This notebook describes the procedure to determine the data for two parts of the openEO Platform Use Case 8: “Fractional Canopy Cover”:
- The local test site sampling procedure to decide the test sites within the study area for which the very high resolution data (VHR) will be acquired.
- The local validation data sampling necessary for the quality assessment of the final map.

The test site sampling is the first step of the use case as it delineates suitable test sites as training for a random Forest regression approach. Given the restriction of cost and the wide area to cover in the UC the study sites need to be chosen carefully. We chose to search for 150 test sites with an extent of 16ha each spread equally across the whole study area. Due to the fact that this step had to be done in a very early stage of the project the scripts rely on local versions of the EO layers needed for the computation. This comprises both a heavy computation of 16ha Polygons over the whole area and the implementation of a personalized scoring.
The validation data sampling has been conducted in parallel to ensure that all the locally sampled datasets are present in an early stage to later focus on the regression and prediction.

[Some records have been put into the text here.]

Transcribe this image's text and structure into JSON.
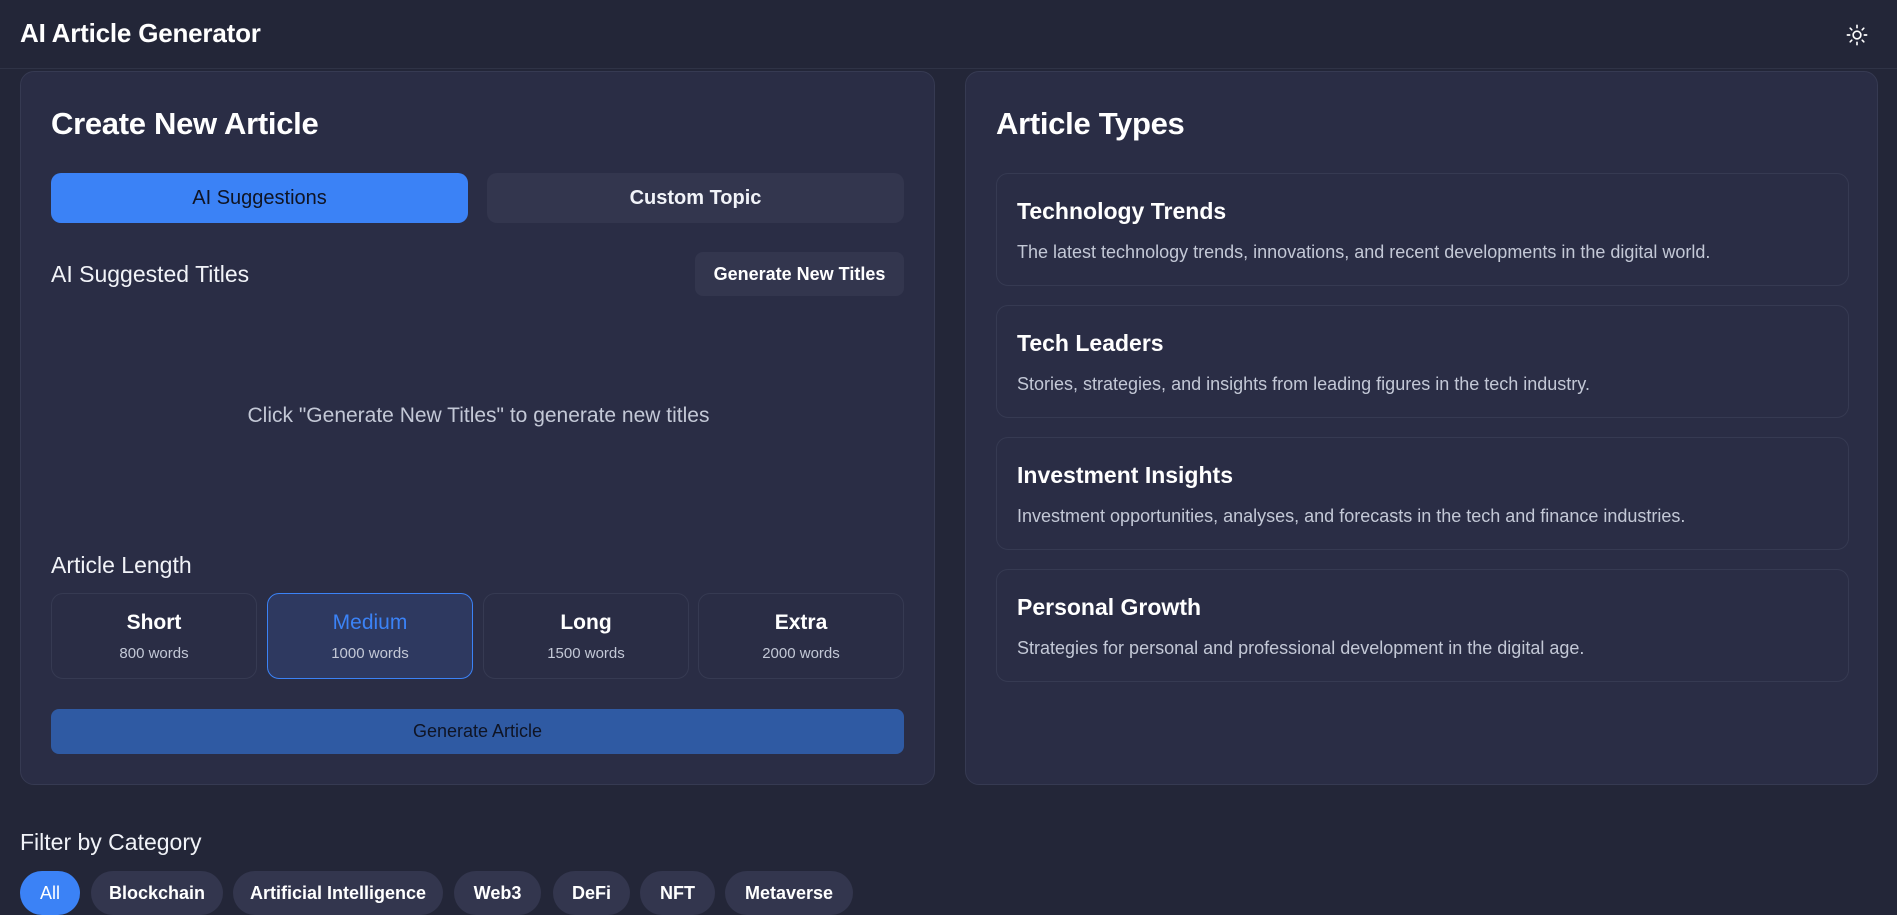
{
  "header": {
    "title": "AI Article Generator",
    "theme_icon": "sun-icon"
  },
  "create": {
    "title": "Create New Article",
    "tabs": [
      {
        "label": "AI Suggestions",
        "active": true
      },
      {
        "label": "Custom Topic",
        "active": false
      }
    ],
    "suggested_label": "AI Suggested Titles",
    "generate_titles_label": "Generate New Titles",
    "empty_hint": "Click \"Generate New Titles\" to generate new titles",
    "length_label": "Article Length",
    "lengths": [
      {
        "name": "Short",
        "words": "800 words",
        "selected": false
      },
      {
        "name": "Medium",
        "words": "1000 words",
        "selected": true
      },
      {
        "name": "Long",
        "words": "1500 words",
        "selected": false
      },
      {
        "name": "Extra",
        "words": "2000 words",
        "selected": false
      }
    ],
    "generate_article_label": "Generate Article"
  },
  "types": {
    "title": "Article Types",
    "items": [
      {
        "title": "Technology Trends",
        "desc": "The latest technology trends, innovations, and recent developments in the digital world."
      },
      {
        "title": "Tech Leaders",
        "desc": "Stories, strategies, and insights from leading figures in the tech industry."
      },
      {
        "title": "Investment Insights",
        "desc": "Investment opportunities, analyses, and forecasts in the tech and finance industries."
      },
      {
        "title": "Personal Growth",
        "desc": "Strategies for personal and professional development in the digital age."
      }
    ]
  },
  "filter": {
    "label": "Filter by Category",
    "chips": [
      {
        "label": "All",
        "active": true
      },
      {
        "label": "Blockchain",
        "active": false
      },
      {
        "label": "Artificial Intelligence",
        "active": false
      },
      {
        "label": "Web3",
        "active": false
      },
      {
        "label": "DeFi",
        "active": false
      },
      {
        "label": "NFT",
        "active": false
      },
      {
        "label": "Metaverse",
        "active": false
      }
    ]
  },
  "colors": {
    "background": "#232638",
    "card": "#2a2d45",
    "accent": "#3b82f6",
    "muted_button": "#33364e",
    "primary_disabled": "#2f5aa3"
  }
}
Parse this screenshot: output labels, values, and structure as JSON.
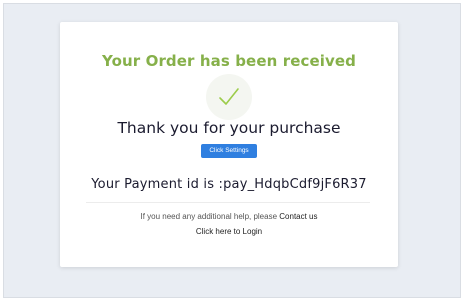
{
  "page": {
    "title": "Your Order has been received",
    "thank_you": "Thank you for your purchase",
    "button_label": "Click Settings",
    "payment_text": "Your Payment id is :pay_HdqbCdf9jF6R37",
    "help_text": "If you need any additional help, please",
    "contact_link": "Contact us",
    "login_link": "Click here to Login"
  },
  "icons": {
    "checkmark": "checkmark-icon"
  },
  "colors": {
    "title": "#86b04a",
    "checkmark": "#9ccc4a",
    "button": "#2f7fe0",
    "background": "#e9edf3"
  }
}
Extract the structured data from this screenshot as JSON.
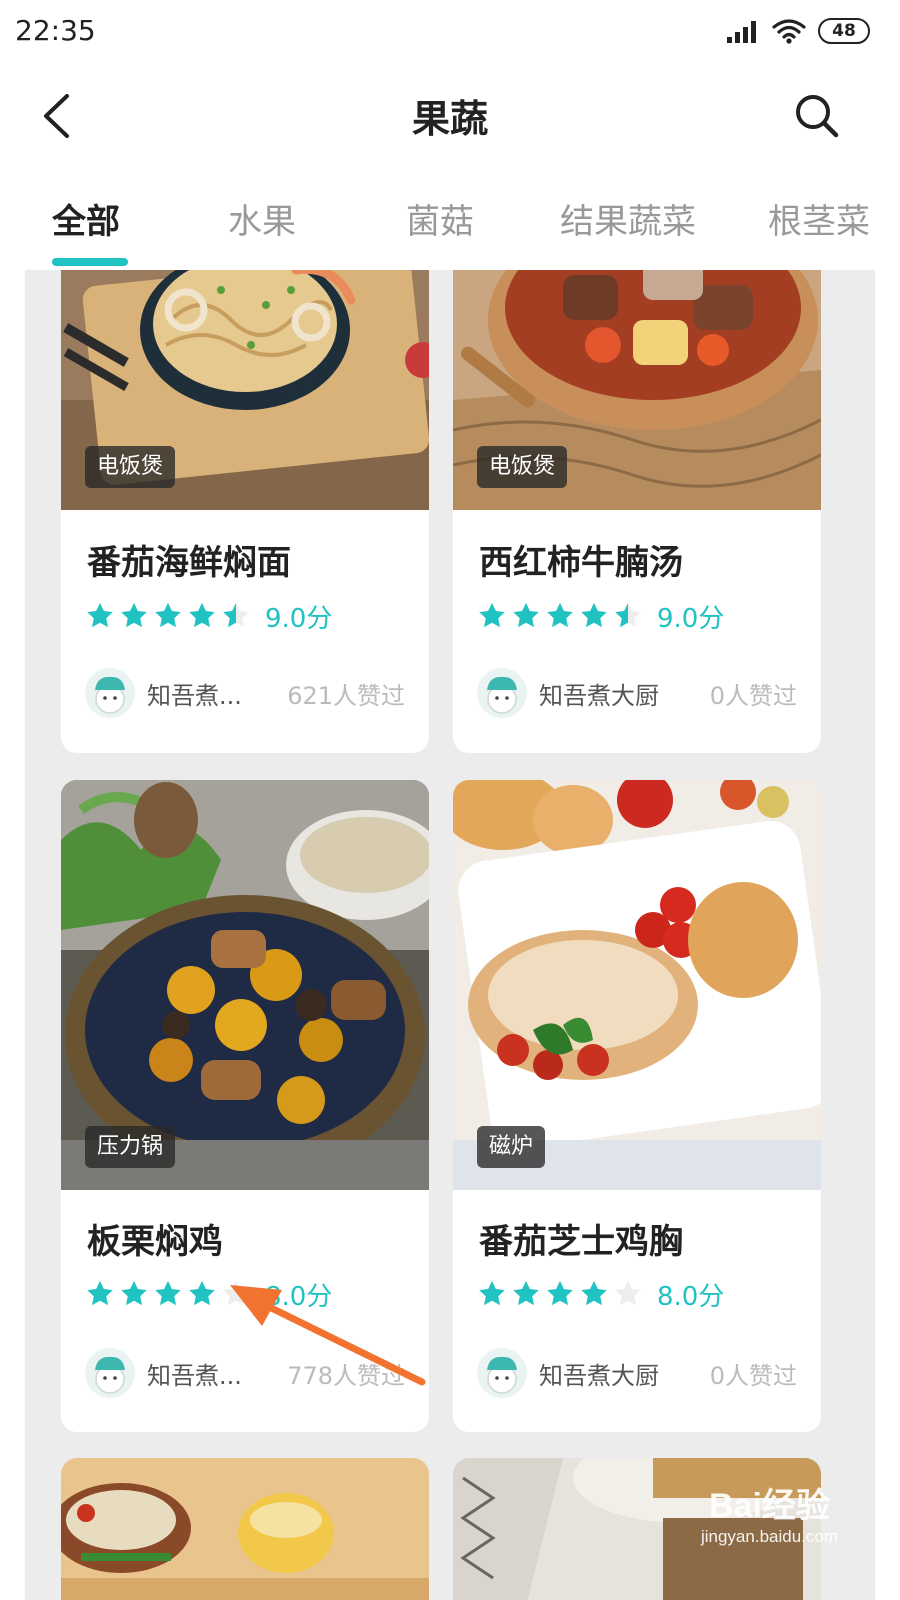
{
  "status_bar": {
    "time": "22:35",
    "battery": "48"
  },
  "header": {
    "title": "果蔬"
  },
  "tabs": [
    {
      "label": "全部",
      "active": true
    },
    {
      "label": "水果",
      "active": false
    },
    {
      "label": "菌菇",
      "active": false
    },
    {
      "label": "结果蔬菜",
      "active": false
    },
    {
      "label": "根茎菜",
      "active": false
    }
  ],
  "colors": {
    "accent": "#21c2c2",
    "star_empty": "#eeeeee",
    "annotation_arrow": "#f27330"
  },
  "recipes": [
    {
      "tag": "电饭煲",
      "title": "番茄海鲜焖面",
      "rating_stars": 4.5,
      "score": "9.0分",
      "author": "知吾煮...",
      "likes": "621人赞过"
    },
    {
      "tag": "电饭煲",
      "title": "西红柿牛腩汤",
      "rating_stars": 4.5,
      "score": "9.0分",
      "author": "知吾煮大厨",
      "likes": "0人赞过"
    },
    {
      "tag": "压力锅",
      "title": "板栗焖鸡",
      "rating_stars": 4,
      "score": "8.0分",
      "author": "知吾煮...",
      "likes": "778人赞过"
    },
    {
      "tag": "磁炉",
      "title": "番茄芝士鸡胸",
      "rating_stars": 4,
      "score": "8.0分",
      "author": "知吾煮大厨",
      "likes": "0人赞过"
    }
  ],
  "watermark": {
    "brand": "Bai经验",
    "url": "jingyan.baidu.com"
  }
}
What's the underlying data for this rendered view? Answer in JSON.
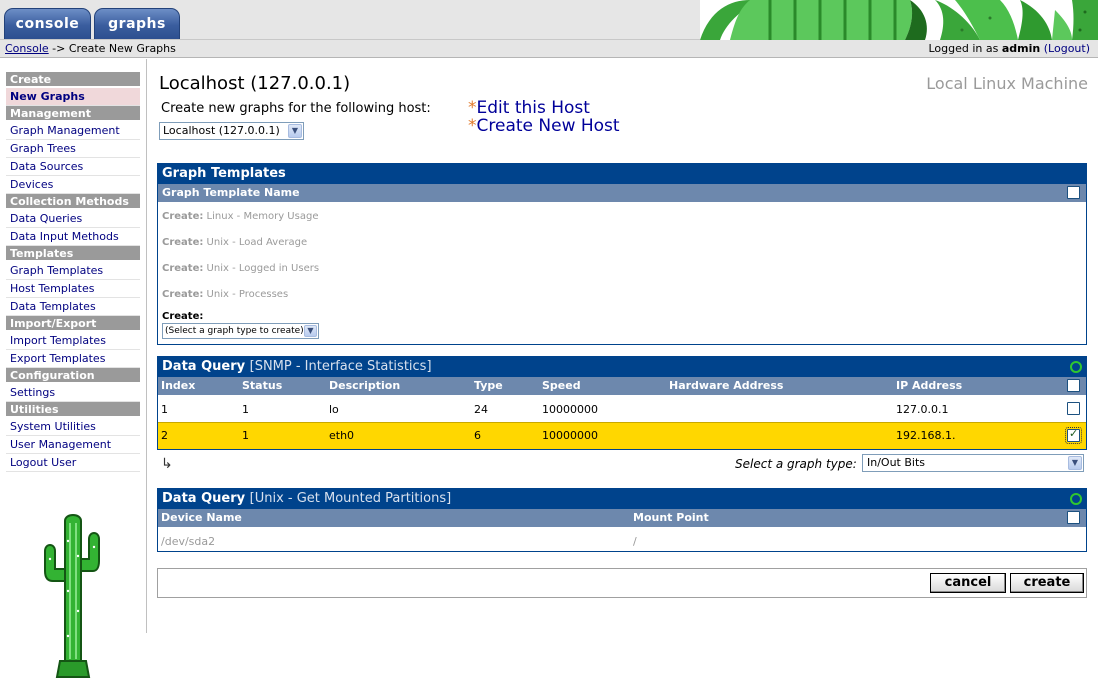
{
  "tabs": [
    {
      "label": "console"
    },
    {
      "label": "graphs"
    }
  ],
  "breadcrumb": {
    "root": "Console",
    "sep": " -> ",
    "current": "Create New Graphs"
  },
  "login": {
    "prefix": "Logged in as ",
    "user": "admin",
    "logout": "(Logout)"
  },
  "sidebar": {
    "sections": [
      {
        "head": "Create",
        "items": [
          "New Graphs"
        ]
      },
      {
        "head": "Management",
        "items": [
          "Graph Management",
          "Graph Trees",
          "Data Sources",
          "Devices"
        ]
      },
      {
        "head": "Collection Methods",
        "items": [
          "Data Queries",
          "Data Input Methods"
        ]
      },
      {
        "head": "Templates",
        "items": [
          "Graph Templates",
          "Host Templates",
          "Data Templates"
        ]
      },
      {
        "head": "Import/Export",
        "items": [
          "Import Templates",
          "Export Templates"
        ]
      },
      {
        "head": "Configuration",
        "items": [
          "Settings"
        ]
      },
      {
        "head": "Utilities",
        "items": [
          "System Utilities",
          "User Management",
          "Logout User"
        ]
      }
    ],
    "selected": "New Graphs"
  },
  "host": {
    "title": "Localhost (127.0.0.1)",
    "description": "Local Linux Machine",
    "create_label": "Create new graphs for the following host:",
    "selected": "Localhost (127.0.0.1)",
    "link_edit": "Edit this Host",
    "link_create": "Create New Host",
    "star": "*"
  },
  "graph_templates": {
    "title": "Graph Templates",
    "column": "Graph Template Name",
    "rows": [
      {
        "prefix": "Create:",
        "name": " Linux - Memory Usage"
      },
      {
        "prefix": "Create:",
        "name": " Unix - Load Average"
      },
      {
        "prefix": "Create:",
        "name": " Unix - Logged in Users"
      },
      {
        "prefix": "Create:",
        "name": " Unix - Processes"
      }
    ],
    "create_label": "Create:",
    "select_value": "(Select a graph type to create)"
  },
  "dq_snmp": {
    "title": "Data Query",
    "subtitle": "[SNMP - Interface Statistics]",
    "columns": [
      "Index",
      "Status",
      "Description",
      "Type",
      "Speed",
      "Hardware Address",
      "IP Address"
    ],
    "rows": [
      {
        "index": "1",
        "status": "1",
        "description": "lo",
        "type": "24",
        "speed": "10000000",
        "hw": "",
        "ip": "127.0.0.1",
        "checked": false
      },
      {
        "index": "2",
        "status": "1",
        "description": "eth0",
        "type": "6",
        "speed": "10000000",
        "hw": "",
        "ip": "192.168.1.",
        "checked": true
      }
    ],
    "graph_type_label": "Select a graph type:",
    "graph_type_value": "In/Out Bits"
  },
  "dq_unix": {
    "title": "Data Query",
    "subtitle": "[Unix - Get Mounted Partitions]",
    "columns": [
      "Device Name",
      "Mount Point"
    ],
    "rows": [
      {
        "device": "/dev/sda2",
        "mount": "/"
      }
    ]
  },
  "buttons": {
    "cancel": "cancel",
    "create": "create"
  },
  "colors": {
    "panel_header": "#00438c",
    "column_header": "#6d88ad",
    "selected_row": "#ffd700",
    "menu_head": "#9a9a9a"
  }
}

The EO-layers used in this part of the UC are:
- The Copernicus Forest High Resolution Layer Tree Cover Density
- The Copernicus Forest High Resolution Layer Dominant Leaf Type
- The 2018 CORINE Land Cover -CLC- data set

This long notebook has slightly different recurrent terminologies:
- Study Area: The Whole bounding box of roughly 1 Mio sqkm.
- Tile: Tiling of the Copernicus forest HRL.
- Potential test sites: All 16ha Polygons in the Study area.
- Grid: Gridded (spatial) representation of the potential test sites.
- Test sites: The final selection of the 150 test areas for the VHR data request.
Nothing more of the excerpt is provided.